Simple Mobile Tools was sold to a shady app company

Simple Mobile Tools (SMT), a suite of small, focused, pro-privacy, and open source Android apps, was a breeze for people looking for simple apps that do one job well without asking weird phone permissions or showing intrusive ads.

However, without prior notice, SMT was sold to ZipoApps. On its website, the company says they “acquire the best apps and take them to the next level”, which is only true if by “next level” they mean “charge expensive subscriptions for no reason”.

Contributors are upset with Tibor Kaputa, founder of SMT, and question whether the project license, GPLv3, even allows a sale without the consent of everyone who contributed to the code ever. There was even talk of bring the issue to the Justice in order to stop the deal.

On GitHub, a long conversation is unfolding, where Tibor confirmed the sale and kind of justified it:

Right, I know that it is a really controversial step that upset many users, sadly the quality of the whole Android ecosystem is dropping really quickly recently and I wanted to avoid slow death.
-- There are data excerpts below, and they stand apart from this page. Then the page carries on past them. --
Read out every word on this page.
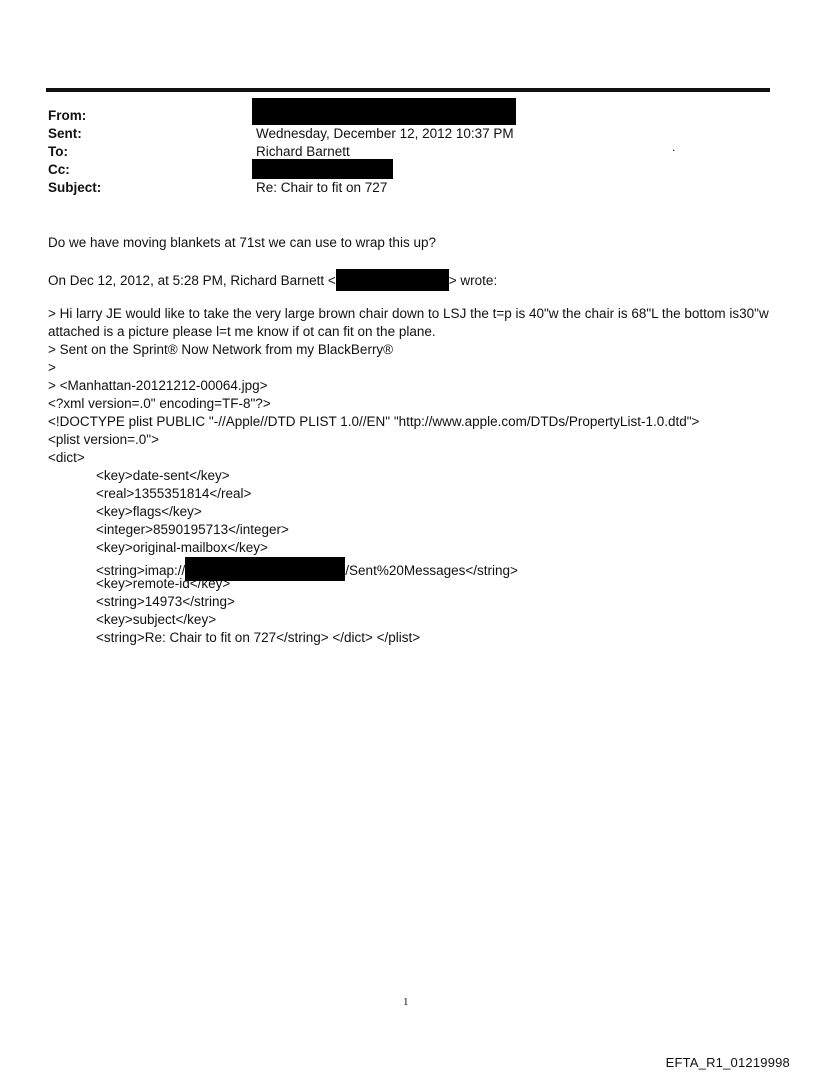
From:
Sent:	Wednesday, December 12, 2012 10:37 PM
To:	Richard Barnett	.
Cc:
Subject:	Re: Chair to fit on 727
Do we have moving blankets at 71st we can use to wrap this up?
On Dec 12, 2012, at 5:28 PM, Richard Barnett <	> wrote:
> Hi larry JE would like to take the very large brown chair down to LSJ the t=p is 40"w the chair is 68"L the bottom is30"w
attached is a picture please l=t me know if ot can fit on the plane.
> Sent on the Sprint® Now Network from my BlackBerry®
>
> <Manhattan-20121212-00064.jpg>
<?xml version=.0" encoding=TF-8"?>
<!DOCTYPE plist PUBLIC "-//Apple//DTD PLIST 1.0//EN" "http://www.apple.com/DTDs/PropertyList-1.0.dtd">
<plist version=.0">
<dict>
<key>date-sent</key>
<real>1355351814</real>
<key>flags</key>
<integer>8590195713</integer>
<key>original-mailbox</key>
<string>imap://	/Sent%20Messages</string>
<key>remote-id</key>
<string>14973</string>
<key>subject</key>
<string>Re: Chair to fit on 727</string> </dict> </plist>
1
EFTA_R1_01219998
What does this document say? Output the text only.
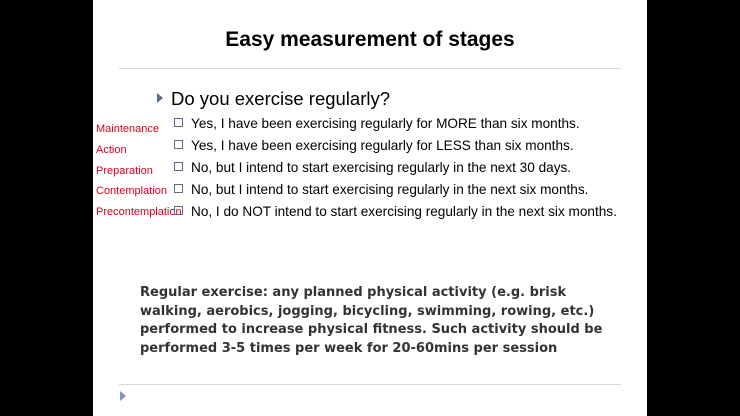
Easy measurement of stages
Do you exercise regularly?
Maintenance
Action
Preparation
Contemplation
Precontemplation
Yes, I have been exercising regularly for MORE than six months.
Yes, I have been exercising regularly for LESS than six months.
No, but I intend to start exercising regularly in the next 30 days.
No, but I intend to start exercising regularly in the next six months.
No, I do NOT intend to start exercising regularly in the next six months.
Regular exercise: any planned physical activity (e.g. brisk walking, aerobics, jogging, bicycling, swimming, rowing, etc.) performed to increase physical fitness. Such activity should be performed 3-5 times per week for 20-60mins per session
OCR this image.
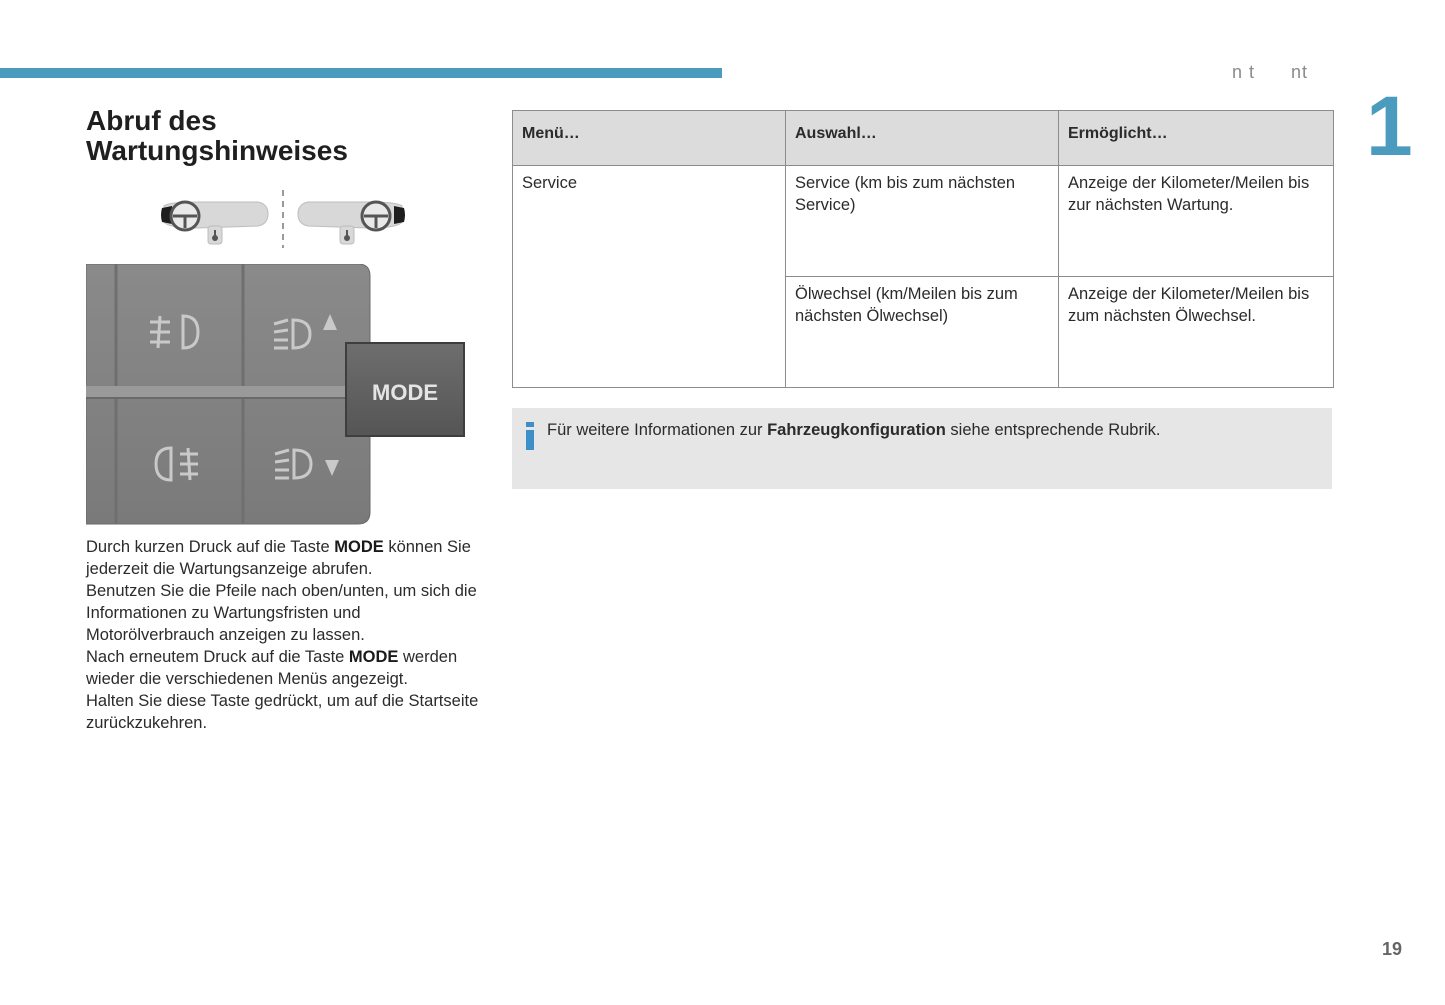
n t      nt
1
Abruf des Wartungshinweises
MODE

Durch kurzen Druck auf die Taste MODE können Sie jederzeit die Wartungsanzeige abrufen.

Benutzen Sie die Pfeile nach oben/unten, um sich die Informationen zu Wartungsfristen und Motorölverbrauch anzeigen zu lassen.

Nach erneutem Druck auf die Taste MODE werden wieder die verschiedenen Menüs angezeigt.

Halten Sie diese Taste gedrückt, um auf die Startseite zurückzukehren.

Menü…	Auswahl…	Ermöglicht…
Service	Service (km bis zum nächsten Service)	Anzeige der Kilometer/Meilen bis zur nächsten Wartung.
	Ölwechsel (km/Meilen bis zum nächsten Ölwechsel)	Anzeige der Kilometer/Meilen bis zum nächsten Ölwechsel.
Für weitere Informationen zur Fahrzeugkonfiguration siehe entsprechende Rubrik.
19
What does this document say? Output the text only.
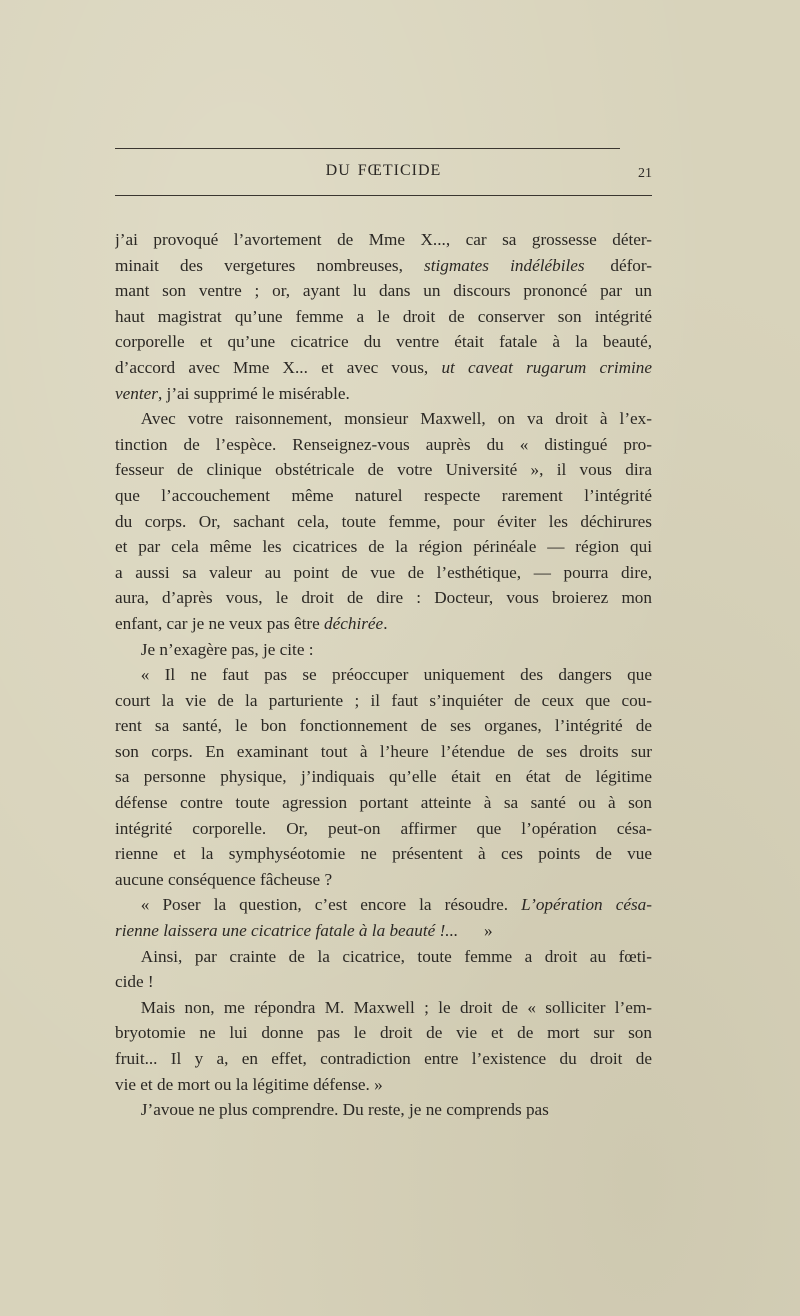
DU FŒTICIDE	21
j’ai provoqué l’avortement de Mme X..., car sa grossesse déter-
minait des vergetures nombreuses, stigmates indélébiles  défor-
mant son ventre ; or, ayant lu dans un discours prononcé par un
haut magistrat qu’une femme a le droit de conserver son intégrité
corporelle et qu’une cicatrice du ventre était fatale à la beauté,
d’accord avec Mme X... et avec vous, ut caveat rugarum crimine
venter, j’ai supprimé le misérable.
  Avec votre raisonnement, monsieur Maxwell, on va droit à l’ex-
tinction de l’espèce. Renseignez-vous auprès du « distingué pro-
fesseur de clinique obstétricale de votre Université », il vous dira
que l’accouchement même naturel respecte rarement l’intégrité
du corps. Or, sachant cela, toute femme, pour éviter les déchirures
et par cela même les cicatrices de la région périnéale — région qui
a aussi sa valeur au point de vue de l’esthétique, — pourra dire,
aura, d’après vous, le droit de dire : Docteur, vous broierez mon
enfant, car je ne veux pas être déchirée.
  Je n’exagère pas, je cite :
  « Il ne faut pas se préoccuper uniquement des dangers que
court la vie de la parturiente ; il faut s’inquiéter de ceux que cou-
rent sa santé, le bon fonctionnement de ses organes, l’intégrité de
son corps. En examinant tout à l’heure l’étendue de ses droits sur
sa personne physique, j’indiquais qu’elle était en état de légitime
défense contre toute agression portant atteinte à sa santé ou à son
intégrité corporelle. Or, peut-on affirmer que l’opération césa-
rienne et la symphyséotomie ne présentent à ces points de vue
aucune conséquence fâcheuse ?
  « Poser la question, c’est encore la résoudre. L’opération césa-
rienne laissera une cicatrice fatale à la beauté !...  »
  Ainsi, par crainte de la cicatrice, toute femme a droit au fœti-
cide !
  Mais non, me répondra M. Maxwell ; le droit de « solliciter l’em-
bryotomie ne lui donne pas le droit de vie et de mort sur son
fruit... Il y a, en effet, contradiction entre l’existence du droit de
vie et de mort ou la légitime défense. »
  J’avoue ne plus comprendre. Du reste, je ne comprends pas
Thanks a lot for the support that me and the apps received over the years, it means a lot to me :)

The craziest thing about this story is that on August, the SMT blog was pushing critical posts to apps that sell user data. A year ago, Timor launched SMT’s own phone (!) with the apps pre-installed.
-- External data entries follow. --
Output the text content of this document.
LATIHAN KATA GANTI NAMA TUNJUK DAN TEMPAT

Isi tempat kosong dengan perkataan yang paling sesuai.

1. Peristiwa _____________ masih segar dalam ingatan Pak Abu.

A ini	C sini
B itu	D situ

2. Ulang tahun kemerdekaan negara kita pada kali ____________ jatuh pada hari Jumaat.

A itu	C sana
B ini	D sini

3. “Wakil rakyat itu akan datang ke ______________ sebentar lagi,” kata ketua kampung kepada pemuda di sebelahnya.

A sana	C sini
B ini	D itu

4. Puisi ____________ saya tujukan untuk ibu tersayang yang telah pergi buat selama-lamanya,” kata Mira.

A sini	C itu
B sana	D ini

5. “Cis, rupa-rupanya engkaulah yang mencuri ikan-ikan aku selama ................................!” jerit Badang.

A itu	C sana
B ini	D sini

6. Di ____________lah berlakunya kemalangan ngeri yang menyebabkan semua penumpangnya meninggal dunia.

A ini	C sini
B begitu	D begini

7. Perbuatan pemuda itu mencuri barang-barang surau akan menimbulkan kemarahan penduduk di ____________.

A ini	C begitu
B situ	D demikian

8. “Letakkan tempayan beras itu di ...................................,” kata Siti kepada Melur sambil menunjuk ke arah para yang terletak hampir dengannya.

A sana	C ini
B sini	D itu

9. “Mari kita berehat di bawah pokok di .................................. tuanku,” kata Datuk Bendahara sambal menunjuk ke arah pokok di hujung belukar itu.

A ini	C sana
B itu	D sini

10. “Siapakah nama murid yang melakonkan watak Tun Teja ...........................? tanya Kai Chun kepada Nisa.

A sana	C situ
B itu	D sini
ZipoApps explains, on its website, that selling an app to them “takes three easy steps” and that “most of our deals are closed within 14 days”.

One of the project contributors, Naveen Singh, forked SMT into a project called FossifyX, and promised to keep SMT going and adherent to its principles. Great for those who are involved, but this doesn’t solve the issue for those who will soon come across popups asking for double-digit weekly subscriptions and will be tracked by shady ad companies ion apps that, so far, were paradigms of pro-privacy best practices.
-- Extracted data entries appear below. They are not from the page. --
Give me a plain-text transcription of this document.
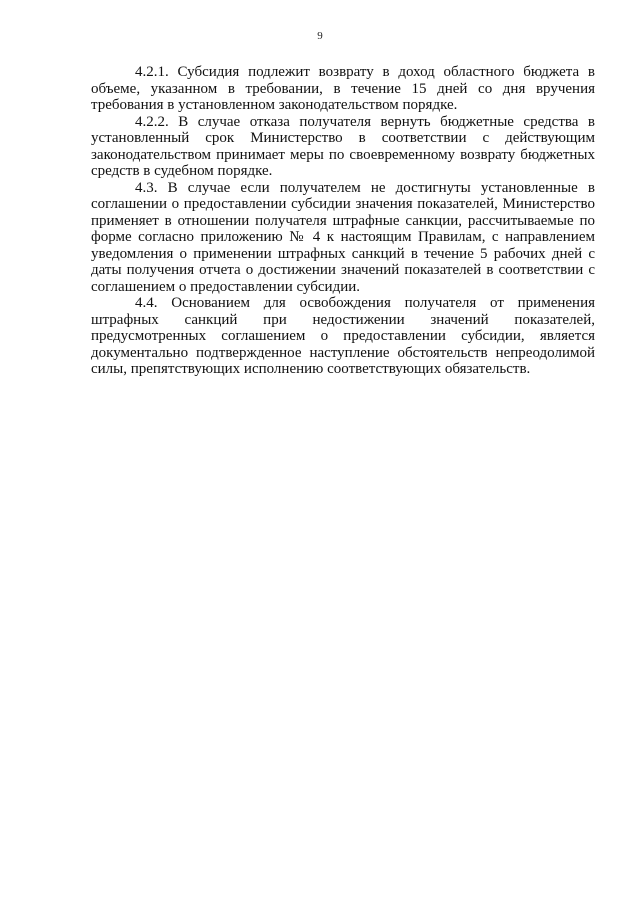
9

4.2.1. Субсидия подлежит возврату в доход областного бюджета в объеме, указанном в требовании, в течение 15 дней со дня вручения требования в установленном законодательством порядке.

4.2.2. В случае отказа получателя вернуть бюджетные средства в установленный срок Министерство в соответствии с действующим законодательством принимает меры по своевременному возврату бюджетных средств в судебном порядке.

4.3. В случае если получателем не достигнуты установленные в соглашении о предоставлении субсидии значения показателей, Министерство применяет в отношении получателя штрафные санкции, рассчитываемые по форме согласно приложению № 4 к настоящим Правилам, с направлением уведомления о применении штрафных санкций в течение 5 рабочих дней с даты получения отчета о достижении значений показателей в соответствии с соглашением о предоставлении субсидии.

4.4. Основанием для освобождения получателя от применения штрафных санкций при недостижении значений показателей, предусмотренных соглашением о предоставлении субсидии, является документально подтвержденное наступление обстоятельств непреодолимой силы, препятствующих исполнению соответствующих обязательств.
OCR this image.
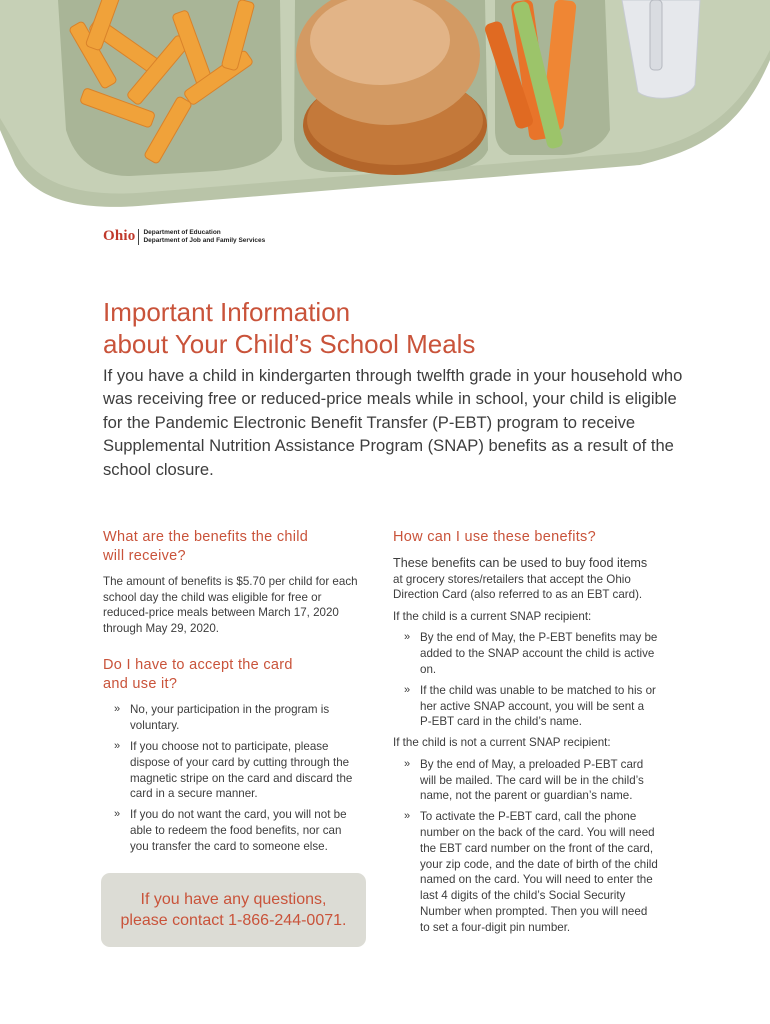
Ohio Department of Education
Department of Job and Family Services
Important Information
about Your Child’s School Meals

If you have a child in kindergarten through twelfth grade in your household who was receiving free or reduced-price meals while in school, your child is eligible for the Pandemic Electronic Benefit Transfer (P-EBT) program to receive Supplemental Nutrition Assistance Program (SNAP) benefits as a result of the school closure.

What are the benefits the child
will receive?

The amount of benefits is $5.70 per child for each school day the child was eligible for free or reduced-price meals between March 17, 2020 through May 29, 2020.

Do I have to accept the card
and use it?
» No, your participation in the program is voluntary.
» If you choose not to participate, please dispose of your card by cutting through the magnetic stripe on the card and discard the card in a secure manner.
» If you do not want the card, you will not be able to redeem the food benefits, nor can you transfer the card to someone else.
If you have any questions,
please contact 1-866-244-0071.
How can I use these benefits?

These benefits can be used to buy food items at grocery stores/retailers that accept the Ohio Direction Card (also referred to as an EBT card).

If the child is a current SNAP recipient:

» By the end of May, the P-EBT benefits may be added to the SNAP account the child is active on.
» If the child was unable to be matched to his or her active SNAP account, you will be sent a P-EBT card in the child’s name.

If the child is not a current SNAP recipient:

» By the end of May, a preloaded P-EBT card will be mailed. The card will be in the child’s name, not the parent or guardian’s name.
» To activate the P-EBT card, call the phone number on the back of the card. You will need the EBT card number on the front of the card, your zip code, and the date of birth of the child named on the card. You will need to enter the last 4 digits of the child’s Social Security Number when prompted. Then you will need to set a four-digit pin number.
Every now and then, I have the feeling that these behind the scenes of non-central apps in our lives are almost a curiosity, almost a hobby of mine and a few people who gather in places like Hacker News. The last few days, with this Simple Mobile Tools story, Evernote’s free plan debacle, and Castro’s four-day outage and rumors of a soon to be made shutdown, have shown that it’s not quite like that… right?